The Christian Science Monitor published a story today about water consumption and made some remarks about ethanol and biodiesel which aren't true.
Not surprisingly, while gasoline consumes water at 0.15 gallons per mile, biofuels like ethanol slurp an average of 28 gallons per mile. Biodiesel from soybeans comes in at 8 gallons per mile. Electric cars and plug-in hybrids compare favorably with conventional fossil fuels, consuming a bit more than 0.2 gallons of water per mile. The most watertight combo: electric vehicles recharged through renewable sources of electricity. The study appeared in the Nov. 1 issue of Environmental Science and Technology.
As the quote notes, their information is taken from a recent study. The study looked at irrigated and non-irrigated biofuels. The numbers they quote are for irrigated biofuels.

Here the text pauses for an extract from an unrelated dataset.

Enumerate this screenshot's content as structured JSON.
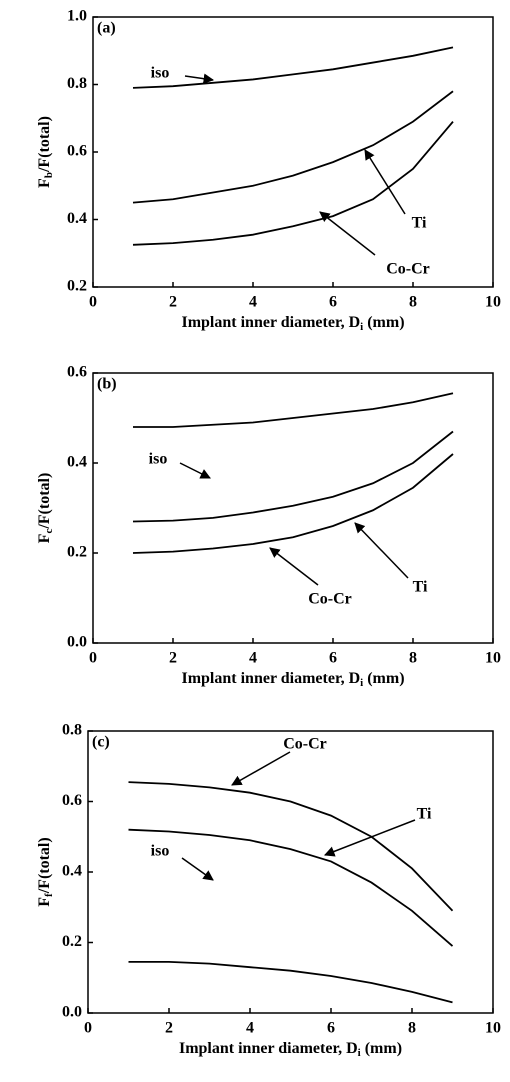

If ethanol is processed from corn grain in irrigated fields, then water consumption is 1.3−62 gal H2O/mile (average of 28 gal H2O/mile) and withdrawal is 6.9−110 gal H2O/mile (average of 36 gal H2O/mile). Ethanol processed from corn grain from nonirrigated fields results in water consumption and withdrawal intensities of 0.15−0.35 gal H2O/mile and 0.33−0.56 gal H2O/mile, respectively.
Their quoted amount of water consumption for biodiesel is also the number for soy from irrigated fields.
Biodiesel derived from irrigated soybean fields has water consumption of 0.6−24 gal H2O/mile (average of 8 gal H2O/mile) and withdrawal of 1.1−26 gal H2O/mile (average of 10 gal H2O/mile). If the soy fields are not irrigated, then just as with ethanol, the consumption and withdrawal are 2 orders of magnitude less at 0.01−0.02 gal H2O/mile and 0.03−0.12 gal H2O/mile, respectively.
The problem with using the irrigated number is that less than 15% of all corn grown in this country is irrigated. So while a small percentage of the ethanol produced in this country may indeed consume the amount of water they say, the vast majority uses a much smaller amount.
I don't have any numbers on how much of the soy crop is irrigated but I think it is safe to say that not all of it is so assigning the higher irrigated number to all biodiesel would also be less than truthful.
I would have expected better from this organization.